Exemples de problèmes

  • Formes nettes - État par défaut : σ = 1,4, avec les seuils 30 et 80, dans l’onglet Canny. Sur une géométrie nette, un contour d’un pixel ressemble particulièrement au trait d’un dessin.
  • Gradient de damier - C’est le seul préréglage qui s’arrête à la carte du gradient : vous obtenez donc un épais halo gris plutôt qu’une décision binaire. Il reprend aussi les paramètres de l’exercice corrigé : σ = 1,0, Tlo = 30, Thi = 80.

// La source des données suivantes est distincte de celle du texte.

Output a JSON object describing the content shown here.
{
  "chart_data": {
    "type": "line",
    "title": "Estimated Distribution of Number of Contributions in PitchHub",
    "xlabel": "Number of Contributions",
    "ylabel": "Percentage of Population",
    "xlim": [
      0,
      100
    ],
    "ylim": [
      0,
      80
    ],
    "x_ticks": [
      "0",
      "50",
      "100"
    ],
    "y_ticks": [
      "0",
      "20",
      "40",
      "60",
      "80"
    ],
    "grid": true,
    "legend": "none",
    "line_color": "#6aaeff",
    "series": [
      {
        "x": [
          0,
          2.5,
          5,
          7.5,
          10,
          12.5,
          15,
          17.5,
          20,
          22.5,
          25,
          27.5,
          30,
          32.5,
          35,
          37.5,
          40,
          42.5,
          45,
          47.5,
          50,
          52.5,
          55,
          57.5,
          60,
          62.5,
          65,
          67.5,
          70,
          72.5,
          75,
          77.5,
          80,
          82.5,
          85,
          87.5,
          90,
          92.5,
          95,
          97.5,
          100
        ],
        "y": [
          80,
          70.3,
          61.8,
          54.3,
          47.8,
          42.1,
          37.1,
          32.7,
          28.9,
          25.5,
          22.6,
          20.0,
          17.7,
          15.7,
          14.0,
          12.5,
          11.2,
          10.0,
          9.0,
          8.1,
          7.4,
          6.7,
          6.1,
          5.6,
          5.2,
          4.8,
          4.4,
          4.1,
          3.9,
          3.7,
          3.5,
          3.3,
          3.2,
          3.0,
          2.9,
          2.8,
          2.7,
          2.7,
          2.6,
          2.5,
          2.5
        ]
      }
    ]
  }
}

  • Pistes de circuit - Avec σ = 0,8, c’est ici le flou le plus faible, ce qui préserve les fines pistes de cuivre. Les seuils sont identiques à ceux de Visage ; seul σ diffère.
  • Visage lissé - σ = 2,5 avec un noyau 5×5 : trois fois plus de flou que pour Circuit imprimé, à seuils identiques. La texture disparaît, les structures subsistent, mais la position des contours s’étale elle aussi.